If the accounting was done properly – if countries such Australia properly counted the value of unpaid household and services – it would show much lower growth and more frequent recessions.

And if our environment and resources (another omission except when they are exploited) had been properly accounted for, GDP growth would be lower again.

The household services artefact has been reversed during the COVID-19 lockdown. Many of us have been doing as much or more than we did, but less of it has been counted.

As it happens, the value of services provided by the home itself are included in GDP, through rent for renters and “imputed rent” for home owners. Home-grown produce is included as well, but unpaid human-provided services are not.

It’s as if it didn’t happen

The weak March quarter GDP result strengthened calls for extra spending on infrastructure – things such as mines, pipelines and fast trains to airports.

Days later the prime minister announced that childcare would no longer be free and JobKeeper for childcare workers would be replaced by a less generous subsidy.

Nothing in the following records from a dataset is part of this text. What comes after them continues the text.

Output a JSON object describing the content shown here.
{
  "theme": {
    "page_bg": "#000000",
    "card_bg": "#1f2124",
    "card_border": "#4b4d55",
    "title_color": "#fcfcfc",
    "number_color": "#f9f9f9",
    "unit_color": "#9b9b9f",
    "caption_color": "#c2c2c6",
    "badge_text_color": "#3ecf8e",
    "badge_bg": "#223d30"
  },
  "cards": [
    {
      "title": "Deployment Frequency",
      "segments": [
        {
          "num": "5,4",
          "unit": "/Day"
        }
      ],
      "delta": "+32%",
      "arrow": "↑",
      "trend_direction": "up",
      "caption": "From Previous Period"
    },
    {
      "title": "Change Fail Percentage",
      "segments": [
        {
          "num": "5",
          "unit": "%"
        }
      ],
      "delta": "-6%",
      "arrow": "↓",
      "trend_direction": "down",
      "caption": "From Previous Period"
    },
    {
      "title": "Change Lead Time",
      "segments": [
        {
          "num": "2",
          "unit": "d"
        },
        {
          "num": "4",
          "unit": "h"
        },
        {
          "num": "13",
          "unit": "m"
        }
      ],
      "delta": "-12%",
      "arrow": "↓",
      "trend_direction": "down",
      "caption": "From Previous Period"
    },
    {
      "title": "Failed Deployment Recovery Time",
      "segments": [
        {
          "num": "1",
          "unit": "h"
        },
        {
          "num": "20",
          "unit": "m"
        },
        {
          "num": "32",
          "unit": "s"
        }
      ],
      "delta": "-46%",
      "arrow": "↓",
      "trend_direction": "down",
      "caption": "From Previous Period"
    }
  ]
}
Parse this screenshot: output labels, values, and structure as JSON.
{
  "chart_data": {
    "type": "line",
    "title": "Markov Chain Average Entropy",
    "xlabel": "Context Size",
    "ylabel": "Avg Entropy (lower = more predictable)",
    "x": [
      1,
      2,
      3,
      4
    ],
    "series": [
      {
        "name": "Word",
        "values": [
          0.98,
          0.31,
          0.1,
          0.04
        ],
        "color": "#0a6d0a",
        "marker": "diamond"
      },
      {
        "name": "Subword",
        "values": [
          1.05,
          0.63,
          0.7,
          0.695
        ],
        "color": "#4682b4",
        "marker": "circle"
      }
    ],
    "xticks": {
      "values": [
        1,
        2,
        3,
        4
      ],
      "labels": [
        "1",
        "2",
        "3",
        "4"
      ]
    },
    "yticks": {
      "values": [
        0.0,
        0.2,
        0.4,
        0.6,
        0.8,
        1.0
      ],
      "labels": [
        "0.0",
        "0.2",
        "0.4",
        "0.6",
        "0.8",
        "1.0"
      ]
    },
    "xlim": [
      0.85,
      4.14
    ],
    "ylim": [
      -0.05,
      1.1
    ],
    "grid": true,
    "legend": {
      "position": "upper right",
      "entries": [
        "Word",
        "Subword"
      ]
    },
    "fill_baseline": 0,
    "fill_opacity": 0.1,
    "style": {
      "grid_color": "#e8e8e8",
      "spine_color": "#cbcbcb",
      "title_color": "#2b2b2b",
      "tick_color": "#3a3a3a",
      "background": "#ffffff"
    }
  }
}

It’s not what might have been expected after a historic opportunity to rethink productivity and wellbeing. Putting money into the care sector creates twice as many jobs per dollar as putting it into construction. A higher proportion of investment in the care sector also flows to women, whose paid work has been disproportionately hit by the shutdown.

Read more: She won't be right, mate: how the government shaped a blokey lockdown followed by a blokey recovery

Things that would help include increased worker protection against white collar sweatshops), expanded and reconfigured tax deductions for working from home, a paid allowance for home schooling costs during the shutdown and a shorter working week to rebalance roles at home.

Behind everything should lie proper accounting for care work. Without it we are likely to continue to rely on the generosity of unpaid working women, acting as if it is free.